There are two general types of public universities in Finland: universities and universities of applied sciences.  Some of these schools (e.g., Haaga-Helia University of Applied Sciences) are considered private because they are under a foundation or another entity (vs. the local municipality).  Even though it is classified as private it still offers free tuition.  The universities of applied sciences do not offer doctoral degrees.

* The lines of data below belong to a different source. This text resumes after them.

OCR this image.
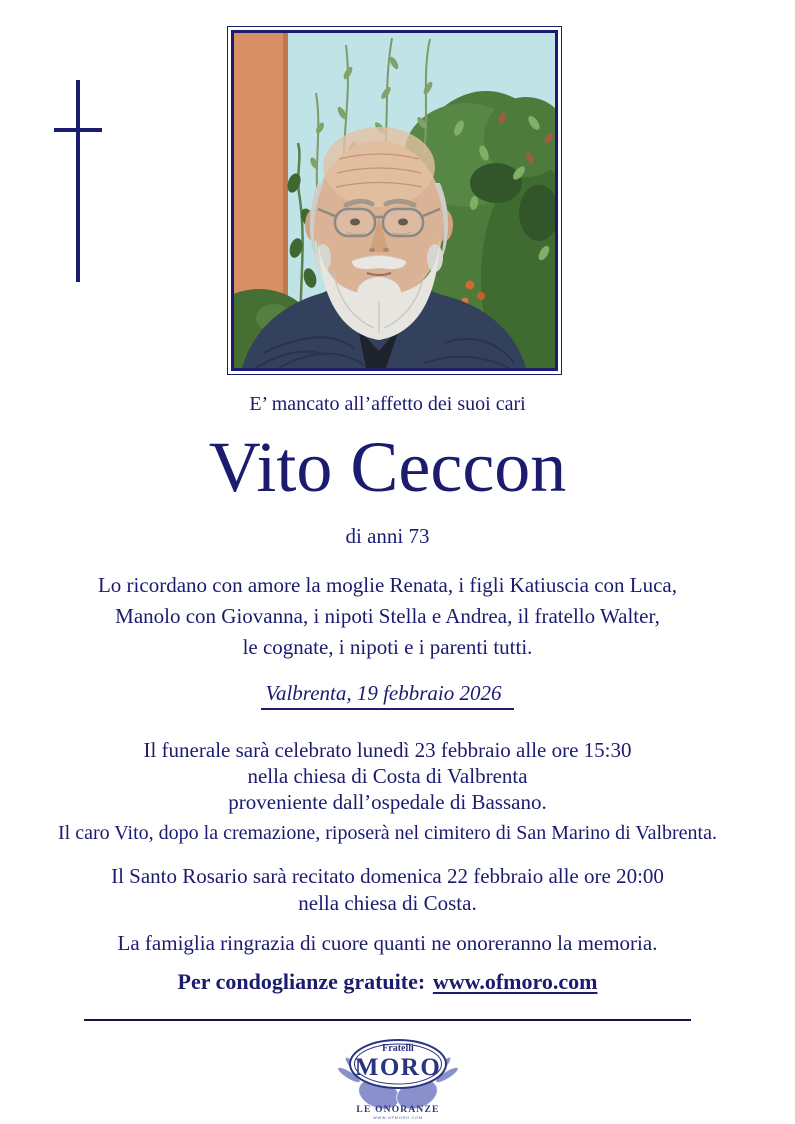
E’ mancato all’affetto dei suoi cari
Vito Ceccon
di anni 73
Lo ricordano con amore la moglie Renata, i figli Katiuscia con Luca,
Manolo con Giovanna, i nipoti Stella e Andrea, il fratello Walter,
le cognate, i nipoti e i parenti tutti.
Valbrenta, 19 febbraio 2026
Il funerale sarà celebrato lunedì 23 febbraio alle ore 15:30
nella chiesa di Costa di Valbrenta
proveniente dall’ospedale di Bassano.
Il caro Vito, dopo la cremazione, riposerà nel cimitero di San Marino di Valbrenta.
Il Santo Rosario sarà recitato domenica 22 febbraio alle ore 20:00
nella chiesa di Costa.
La famiglia ringrazia di cuore quanti ne onoreranno la memoria.
Per condoglianze gratuite: www.ofmoro.com
Fratelli
MORO
LE ONORANZE
WWW.OFMORO.COM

One thing we’ve quickly noted is that at least in the major cities like Helsinki and Kuopio there are no school buses.  Children of all ages are readily seen riding public transportation to get to school without any adult supervision.  Teachers are widely unionized and professional satisfaction seems high and burnout rates low.  The classrooms are informal – everyone including at the university level is addressed on a first name basis.  There is less reliance on test scores (other than the national matriculation exam) and the goal is to allow all students to become successful.  There is little reliance on student feedback – and all of the teachers have explained there are efforts to minimize grade inflation – grades equivalent to C’s are widely used.  Many programs, including K-12 teacher programs, are very competitive (more so than medical school).

The last day of the formal school year for graduating ‘seniors’ in their lukio (“high school”) is celebrated with penkkarit.  This event occurs before the matriculation exam and is celebrated by wearing masquerade type outfits.  They also perform skits, interrupt classes, etc to celebrate.  The day we visited the Sibelius Upper Secondary School their third-year students were celebrating penkkarit by wearing togas.